Politik | aus FALTER 43/04 vom 20.10.2004

WAS WAR

Rechtsextremistentreffen "Der ewige Jude gehört ausgemerzt" - mit solchen Sprüchen schockierten alte und junge Rechte am Wochenende beim Treffen der rechtsextremen Aktionsgemeinschaft für demokratische Politik (AFP) in Feldkirchen. Auf der Tagesordnung des Treffens standen Vorträge zu Themen wie "Neues von der Überfremdungsfront". Die SPÖ-Abgeordnete Melitta Trunk hat nun eine parlamentarische Anfrage an Innenminister Ernst Strasser angekündigt. Sie möchte wissen, wieso "Personen, die bereits mehrfach wegen NS-Wiederbetätigung rechtskräftig verurteilt wurden, eine öffentliche Bühne für ihre Hetze bekommen".

WAS KOMMT

Grüner Oktober Die Wörter Sicherheit und Grüne waren bislang selten in einem Atemzug zu hören. Nun wollen die Wiener Grünen mit einer Veranstaltungsreihe im Oktober ausgerechnet mit dem Thema Sicherheit punkten. Höhepunkt der Reihe ist ein Alternativevent zur Bundesheershow am Nationalfeiertag.
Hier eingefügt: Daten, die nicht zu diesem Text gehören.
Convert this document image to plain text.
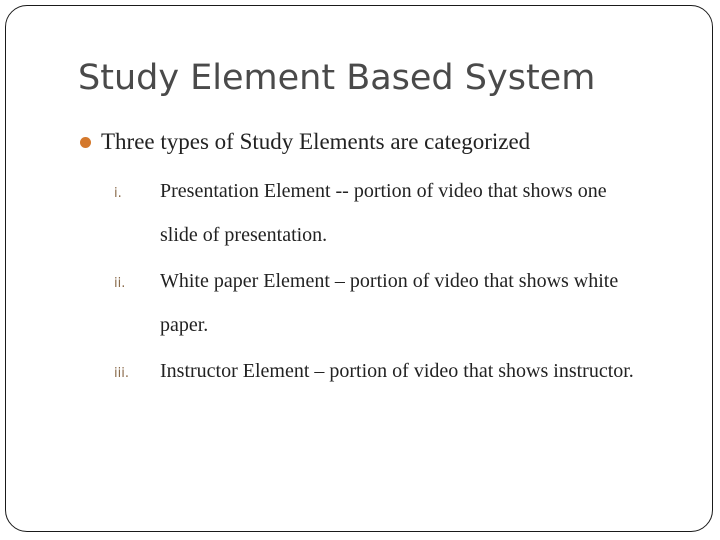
Study Element Based System
Three types of Study Elements are categorized
i. Presentation Element -- portion of video that shows one
slide of presentation.
ii. White paper Element – portion of video that shows white
paper.
iii. Instructor Element – portion of video that shows instructor.
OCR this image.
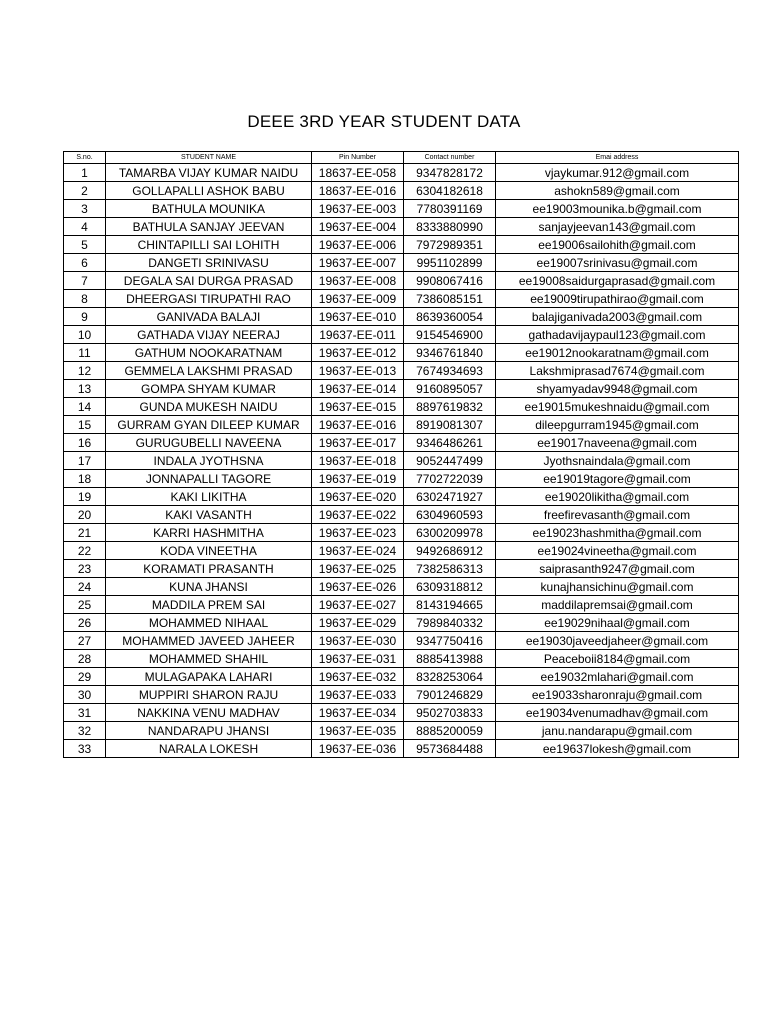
DEEE 3RD YEAR STUDENT DATA
S.no.	STUDENT NAME	Pin Number	Contact number	Emai address
1	TAMARBA VIJAY KUMAR NAIDU	18637-EE-058	9347828172	vjaykumar.912@gmail.com
2	GOLLAPALLI ASHOK BABU	18637-EE-016	6304182618	ashokn589@gmail.com
3	BATHULA MOUNIKA	19637-EE-003	7780391169	ee19003mounika.b@gmail.com
4	BATHULA SANJAY JEEVAN	19637-EE-004	8333880990	sanjayjeevan143@gmail.com
5	CHINTAPILLI SAI LOHITH	19637-EE-006	7972989351	ee19006sailohith@gmail.com
6	DANGETI SRINIVASU	19637-EE-007	9951102899	ee19007srinivasu@gmail.com
7	DEGALA SAI DURGA PRASAD	19637-EE-008	9908067416	ee19008saidurgaprasad@gmail.com
8	DHEERGASI TIRUPATHI RAO	19637-EE-009	7386085151	ee19009tirupathirao@gmail.com
9	GANIVADA BALAJI	19637-EE-010	8639360054	balajiganivada2003@gmail.com
10	GATHADA VIJAY NEERAJ	19637-EE-011	9154546900	gathadavijaypaul123@gmail.com
11	GATHUM NOOKARATNAM	19637-EE-012	9346761840	ee19012nookaratnam@gmail.com
12	GEMMELA LAKSHMI PRASAD	19637-EE-013	7674934693	Lakshmiprasad7674@gmail.com
13	GOMPA SHYAM KUMAR	19637-EE-014	9160895057	shyamyadav9948@gmail.com
14	GUNDA MUKESH NAIDU	19637-EE-015	8897619832	ee19015mukeshnaidu@gmail.com
15	GURRAM GYAN DILEEP KUMAR	19637-EE-016	8919081307	dileepgurram1945@gmail.com
16	GURUGUBELLI NAVEENA	19637-EE-017	9346486261	ee19017naveena@gmail.com
17	INDALA JYOTHSNA	19637-EE-018	9052447499	Jyothsnaindala@gmail.com
18	JONNAPALLI TAGORE	19637-EE-019	7702722039	ee19019tagore@gmail.com
19	KAKI LIKITHA	19637-EE-020	6302471927	ee19020likitha@gmail.com
20	KAKI VASANTH	19637-EE-022	6304960593	freefirevasanth@gmail.com
21	KARRI HASHMITHA	19637-EE-023	6300209978	ee19023hashmitha@gmail.com
22	KODA VINEETHA	19637-EE-024	9492686912	ee19024vineetha@gmail.com
23	KORAMATI PRASANTH	19637-EE-025	7382586313	saiprasanth9247@gmail.com
24	KUNA JHANSI	19637-EE-026	6309318812	kunajhansichinu@gmail.com
25	MADDILA PREM SAI	19637-EE-027	8143194665	maddilapremsai@gmail.com
26	MOHAMMED NIHAAL	19637-EE-029	7989840332	ee19029nihaal@gmail.com
27	MOHAMMED JAVEED JAHEER	19637-EE-030	9347750416	ee19030javeedjaheer@gmail.com
28	MOHAMMED SHAHIL	19637-EE-031	8885413988	Peaceboii8184@gmail.com
29	MULAGAPAKA LAHARI	19637-EE-032	8328253064	ee19032mlahari@gmail.com
30	MUPPIRI SHARON RAJU	19637-EE-033	7901246829	ee19033sharonraju@gmail.com
31	NAKKINA VENU MADHAV	19637-EE-034	9502703833	ee19034venumadhav@gmail.com
32	NANDARAPU JHANSI	19637-EE-035	8885200059	janu.nandarapu@gmail.com
33	NARALA LOKESH	19637-EE-036	9573684488	ee19637lokesh@gmail.com
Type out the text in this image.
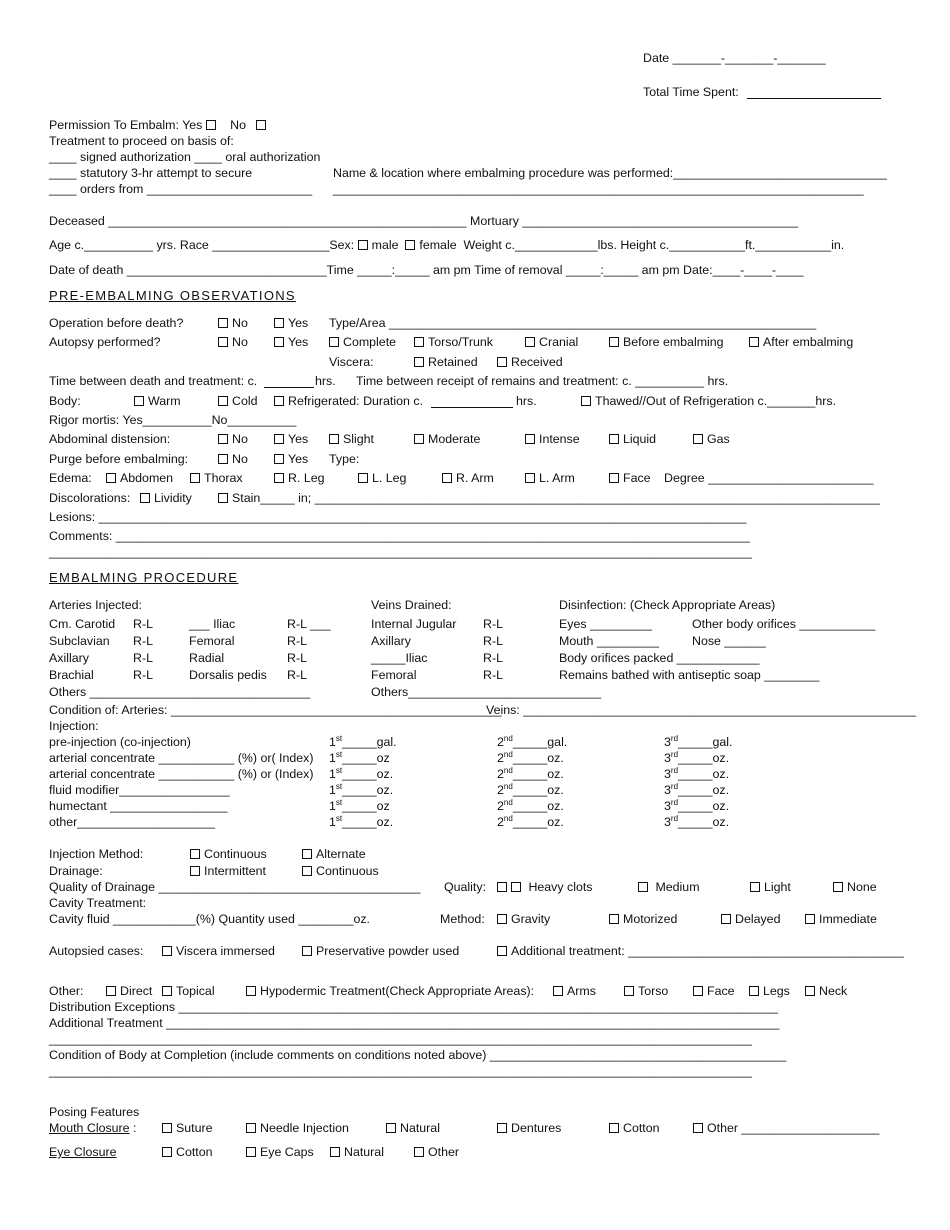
Date _______-_______-_______
Total Time Spent:
Permission To Embalm: Yes No
Treatment to proceed on basis of:
____ signed authorization ____ oral authorization
____ statutory 3-hr attempt to secure	Name & location where embalming procedure was performed:_______________________________
____ orders from ________________________ _____________________________________________________________________________
Deceased ____________________________________________________ Mortuary ________________________________________
Age c.__________ yrs. Race _________________Sex: male female Weight c.____________lbs. Height c.___________ft.___________in.
Date of death _____________________________Time _____:_____ am pm Time of removal _____:_____ am pm Date:____-____-____
PRE-EMBALMING OBSERVATIONS
Operation before death?	No	Yes Type/Area ______________________________________________________________
Autopsy performed?	No	Yes	Complete	Torso/Trunk	Cranial	Before embalming	After embalming
Viscera:	Retained	Received
Time between death and treatment: c.	hrs. Time between receipt of remains and treatment: c. __________ hrs.
Body:	Warm	Cold	Refrigerated: Duration c.	hrs.	Thawed//Out of Refrigeration c._______hrs.
Rigor mortis: Yes__________No__________
Abdominal distension:	No	Yes	Slight	Moderate	Intense	Liquid	Gas
Purge before embalming:	No	Yes Type:
Edema:	Abdomen	Thorax	R. Leg	L. Leg	R. Arm	L. Arm	Face Degree ________________________
Discolorations:	Lividity	Stain_____ in; __________________________________________________________________________________
Lesions: ______________________________________________________________________________________________
Comments: ____________________________________________________________________________________________
______________________________________________________________________________________________________
EMBALMING PROCEDURE
Arteries Injected:	Veins Drained:	Disinfection: (Check Appropriate Areas)
Cm. Carotid R-L	___ Iliac	R-L ___	Internal Jugular R-L	Eyes _________	Other body orifices ___________
Subclavian R-L	Femoral	R-L	Axillary	R-L	Mouth _________	Nose ______
Axillary	R-L	Radial	R-L	_____Iliac	R-L	Body orifices packed ____________
Brachial	R-L	Dorsalis pedis R-L	Femoral	R-L	Remains bathed with antiseptic soap ________
Others ________________________________	Others____________________________
Condition of: Arteries: ________________________________________________
Veins: _________________________________________________________
Injection:
pre-injection (co-injection)	1st_____gal.	2nd_____gal.	3rd_____gal.
arterial concentrate ___________ (%) or( Index) 1st_____oz	2nd_____oz.	3rd_____oz.
arterial concentrate ___________ (%) or (Index) 1st_____oz.	2nd_____oz.	3rd_____oz.
fluid modifier________________	1st_____oz.	2nd_____oz.	3rd_____oz.
humectant _________________	1st_____oz	2nd_____oz.	3rd_____oz.
other____________________	1st_____oz.	2nd_____oz.	3rd_____oz.
Injection Method:	Continuous	Alternate
Drainage:	Intermittent	Continuous
Quality of Drainage ______________________________________ Quality:	Heavy clots	Medium	Light	None
Cavity Treatment:
Cavity fluid ____________(%) Quantity used ________oz.	Method:	Gravity	Motorized	Delayed	Immediate
Autopsied cases:	Viscera immersed	Preservative powder used	Additional treatment: ________________________________________
Other:	Direct	Topical	Hypodermic Treatment(Check Appropriate Areas):	Arms	Torso	Face	Legs	Neck
Distribution Exceptions _______________________________________________________________________________________
Additional Treatment _________________________________________________________________________________________
______________________________________________________________________________________________________
Condition of Body at Completion (include comments on conditions noted above) ___________________________________________
______________________________________________________________________________________________________
Posing Features
Mouth Closure :	Suture	Needle Injection	Natural	Dentures	Cotton	Other ____________________
Eye Closure	Cotton	Eye Caps	Natural	Other
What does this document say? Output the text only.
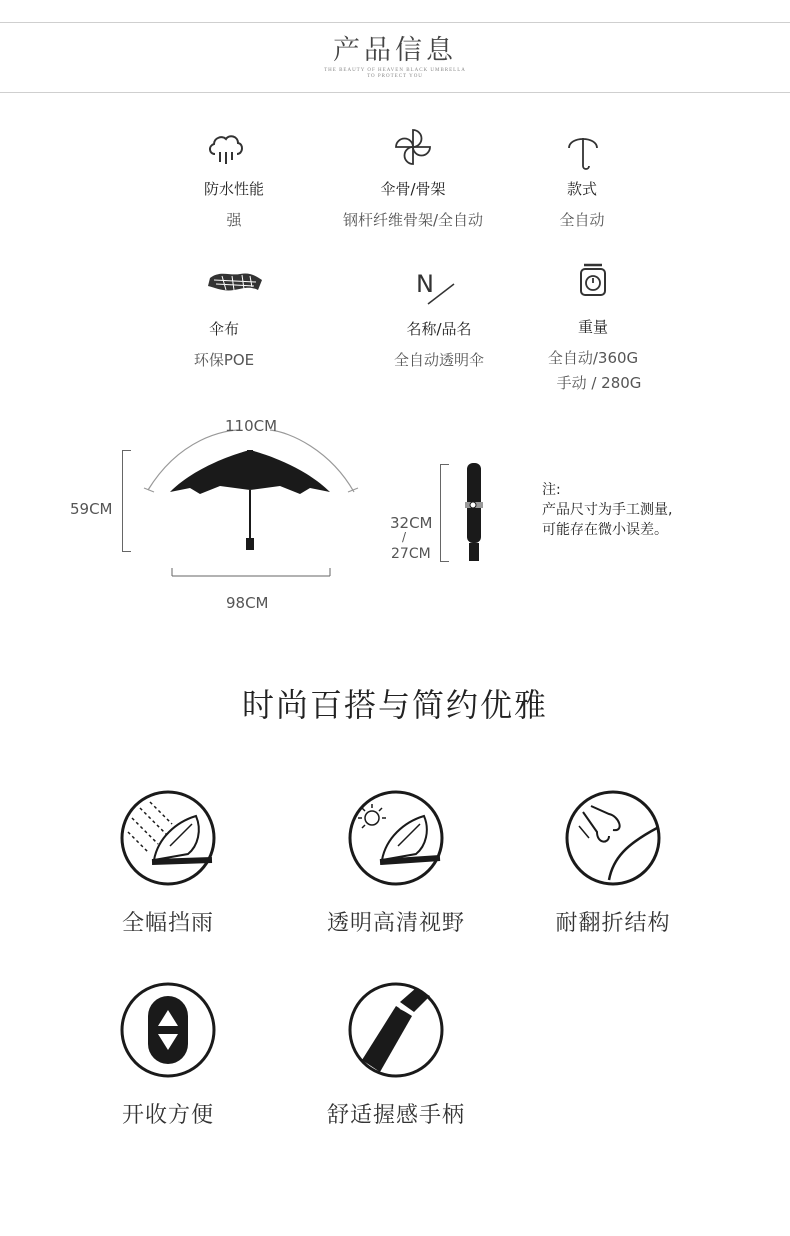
产品信息
THE BEAUTY OF HEAVEN BLACK UMBRELLA
TO PROTECT YOU
防水性能
强
伞骨/骨架
钢杆纤维骨架/全自动
款式
全自动
N
伞布
环保POE
名称/品名
全自动透明伞
重量
全自动/360G
手动 / 280G
110CM
59CM
98CM
32CM
/
27CM
注:
产品尺寸为手工测量,
可能存在微小误差。
时尚百搭与简约优雅
全幅挡雨	透明高清视野	耐翻折结构
开收方便	舒适握感手柄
Während am 26. Oktober am Heldenplatz die Panzer auffahren, liest der Kabarettist Thomas Maurer gegenüber am Maria-Theresien-Platz aus "Soldatenleben im Frieden", und Wiens Grünen-Chefin Maria Vassilakou diskutiert mit Gästen zum Thema "Sicherheit ist mehr".

WAS FEHLT

Einigkeit im Verfassungskonvent Bis Jahresende soll der Entwurf einer neuen Verfassung vorliegen, bislang ist im Verfassungskonvent aber von Einigkeit wenig zu merken. Die ÖVP will nun Legislaturperioden von fünf statt bislang vier Jahren, dafür nur mehr einen Volksanwalt. Dieser soll von der Regierung bestellt werden. Bislang hatten die drei stimmenstärksten Parteien Anspruch auf je einen Volksanwalt. Die SPÖ will keinen der schwarzen Verfassungspläne unterstützen und fordert stattdessen Untersuchungsausschüsse im Parlament auch als Minderheitenrecht sowie die Abschaffung des Weisungsrechtes des Justizministers und droht auch schon mit einem möglichen Scheitern des Konvents.